The Journal of Bone and Joint Surgery (American). 2006;88:2159-2166.
doi:10.2106/JBJS.E.00271
© 2006 The Journal of Bone and Joint Surgery, Inc.
The Influence of Income and Race on Total Knee Arthroplasty in the United States
Jonathan Skinner, PhD1,
Weiping Zhou, MS1 and
James Weinstein, DO, MS1
1 Center for Evaluative Clinical Sciences, HB 7152 Dartmouth Medical School,
Hanover, NH 03755. E-mail address for J. Skinner:
jon.skinner{at}dartmouth.edu.
E-mail address for W. Zhou:
weiping.zhou{at}dartmouth.edu.
E-mail address for J. Weinstein:
james.weinstein{at}dartmouth.edu
Investigation performed at the Center for Evaluative Clinical Sciences,
Dartmouth Medical School, Hanover, New Hampshire
In support of their research for or preparation of this manuscript, one or
more of the authors received grants or outside funding from NIAMS MCRC
P60-AR048094 and NIA PO1-AG19783. None of the authors received payments or
other benefits or a commitment or agreement to provide such benefits from a
commercial entity. Commercial entities paid or directed, or agreed to pay or
direct, benefits to a research fund, foundation, educational institution, or
other charitable or nonprofit organization with which the authors are
affiliated or associated (Dartmouth-Hitchcock Medical Center, Dartmouth
Medical School).
Background: The associations among income, total knee arthroplasty,
and underlying rates of knee osteoarthritis are not well understood. We
studied whether high-income Medicare recipients are more likely to have a knee
arthroplasty and less likely to suffer from knee osteoarthritis.

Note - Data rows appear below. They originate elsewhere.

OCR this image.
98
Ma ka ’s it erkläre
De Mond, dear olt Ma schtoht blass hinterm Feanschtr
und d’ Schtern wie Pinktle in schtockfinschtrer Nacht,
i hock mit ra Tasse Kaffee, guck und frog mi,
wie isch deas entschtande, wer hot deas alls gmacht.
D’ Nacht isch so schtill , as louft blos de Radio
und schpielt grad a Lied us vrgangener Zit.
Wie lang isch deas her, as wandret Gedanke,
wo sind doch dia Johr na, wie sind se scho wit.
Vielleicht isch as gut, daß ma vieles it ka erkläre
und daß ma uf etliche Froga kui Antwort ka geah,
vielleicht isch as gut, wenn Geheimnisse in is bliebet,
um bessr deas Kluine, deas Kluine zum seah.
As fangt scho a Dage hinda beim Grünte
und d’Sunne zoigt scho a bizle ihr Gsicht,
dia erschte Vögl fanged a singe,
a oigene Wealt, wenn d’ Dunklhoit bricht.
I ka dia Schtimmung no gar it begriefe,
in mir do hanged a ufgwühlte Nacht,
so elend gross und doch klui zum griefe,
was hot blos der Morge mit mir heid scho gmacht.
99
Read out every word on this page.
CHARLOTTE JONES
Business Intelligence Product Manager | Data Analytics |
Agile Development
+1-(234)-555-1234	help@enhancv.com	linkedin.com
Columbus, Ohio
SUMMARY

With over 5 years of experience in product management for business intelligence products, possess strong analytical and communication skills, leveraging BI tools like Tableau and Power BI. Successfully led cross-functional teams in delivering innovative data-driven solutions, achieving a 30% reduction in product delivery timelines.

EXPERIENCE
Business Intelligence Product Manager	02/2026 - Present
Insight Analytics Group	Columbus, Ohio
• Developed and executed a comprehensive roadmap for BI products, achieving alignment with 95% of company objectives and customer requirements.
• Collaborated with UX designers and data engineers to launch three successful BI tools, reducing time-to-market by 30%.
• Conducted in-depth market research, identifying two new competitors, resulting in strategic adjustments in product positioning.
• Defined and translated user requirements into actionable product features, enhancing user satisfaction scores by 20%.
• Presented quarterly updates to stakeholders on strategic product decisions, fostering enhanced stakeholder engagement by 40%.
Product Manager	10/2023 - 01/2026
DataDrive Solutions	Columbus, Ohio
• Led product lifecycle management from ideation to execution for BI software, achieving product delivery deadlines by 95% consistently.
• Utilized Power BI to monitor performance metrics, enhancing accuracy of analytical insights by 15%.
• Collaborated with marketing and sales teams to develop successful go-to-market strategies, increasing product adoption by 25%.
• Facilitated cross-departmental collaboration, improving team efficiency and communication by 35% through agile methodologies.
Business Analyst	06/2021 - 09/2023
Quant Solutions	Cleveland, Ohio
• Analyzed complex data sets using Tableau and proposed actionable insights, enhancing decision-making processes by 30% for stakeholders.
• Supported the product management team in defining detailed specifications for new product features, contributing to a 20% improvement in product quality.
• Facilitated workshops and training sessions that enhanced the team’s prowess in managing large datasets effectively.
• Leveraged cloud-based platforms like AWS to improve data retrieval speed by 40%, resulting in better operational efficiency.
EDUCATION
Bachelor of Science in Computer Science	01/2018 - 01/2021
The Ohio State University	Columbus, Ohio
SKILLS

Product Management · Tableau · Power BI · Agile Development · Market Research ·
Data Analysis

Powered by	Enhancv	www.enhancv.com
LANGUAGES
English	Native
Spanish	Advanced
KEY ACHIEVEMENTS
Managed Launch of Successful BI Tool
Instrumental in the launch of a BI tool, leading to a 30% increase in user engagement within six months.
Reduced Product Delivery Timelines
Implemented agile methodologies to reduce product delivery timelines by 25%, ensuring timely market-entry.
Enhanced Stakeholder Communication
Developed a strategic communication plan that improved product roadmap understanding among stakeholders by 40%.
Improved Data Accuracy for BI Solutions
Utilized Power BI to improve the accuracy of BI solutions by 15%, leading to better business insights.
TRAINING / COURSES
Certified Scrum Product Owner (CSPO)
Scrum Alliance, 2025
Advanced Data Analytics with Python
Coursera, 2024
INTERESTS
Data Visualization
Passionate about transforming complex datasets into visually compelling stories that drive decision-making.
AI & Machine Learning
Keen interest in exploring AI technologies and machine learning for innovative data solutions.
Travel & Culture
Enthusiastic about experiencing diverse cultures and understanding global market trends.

Methods: Two data sources were used: (1) the 2000 United States
Medicare claims data measuring the incidence of total knee arthroplasty by
race, ethnicity, zip (postal) code income, and region (n = 27.5 million) and
(2) the National Health and Nutrition Examination Survey (NHANES III) for
individuals with an age of sixty years or more (n = 1926) with radiographic
and clinical evidence of osteoarthritis. Logistic regression methods were used
to adjust for covariates.
Results: At the national level, age-adjusted rates of total knee
arthroplasty in the high-income quintile were no higher than those in the
low-income group (odds ratio, 0.98; 95% confidence interval, 0.96 to 1.00).
Within regions, access to care was better for high-income groups (odds ratio,
1.19; 95% confidence interval, 1.17 to 1.22). Racial disparities in
arthroplasty were significant (p < 0.001); the odds ratio was 0.36 (95%
confidence interval, 0.34 to 0.38) for black men and 0.45 (95% confidence
interval, 0.41 to 0.49) for Asian women. There was no evidence of an income
gradient for most clinical and radiographic measures of arthritis. The
exception was a significant negative association between income and pain on
passive motion (p < 0.05).
Conclusions: High-income Medicare enrollees are no less likely to
have osteoarthritis than low-income enrollees but have somewhat better access
to care. Racial disparities are more important than those that are
attributable to socioeconomic status.
Level of Evidence: Prognostic Level II. See Instructions
to Authors for a complete description of levels of evidence.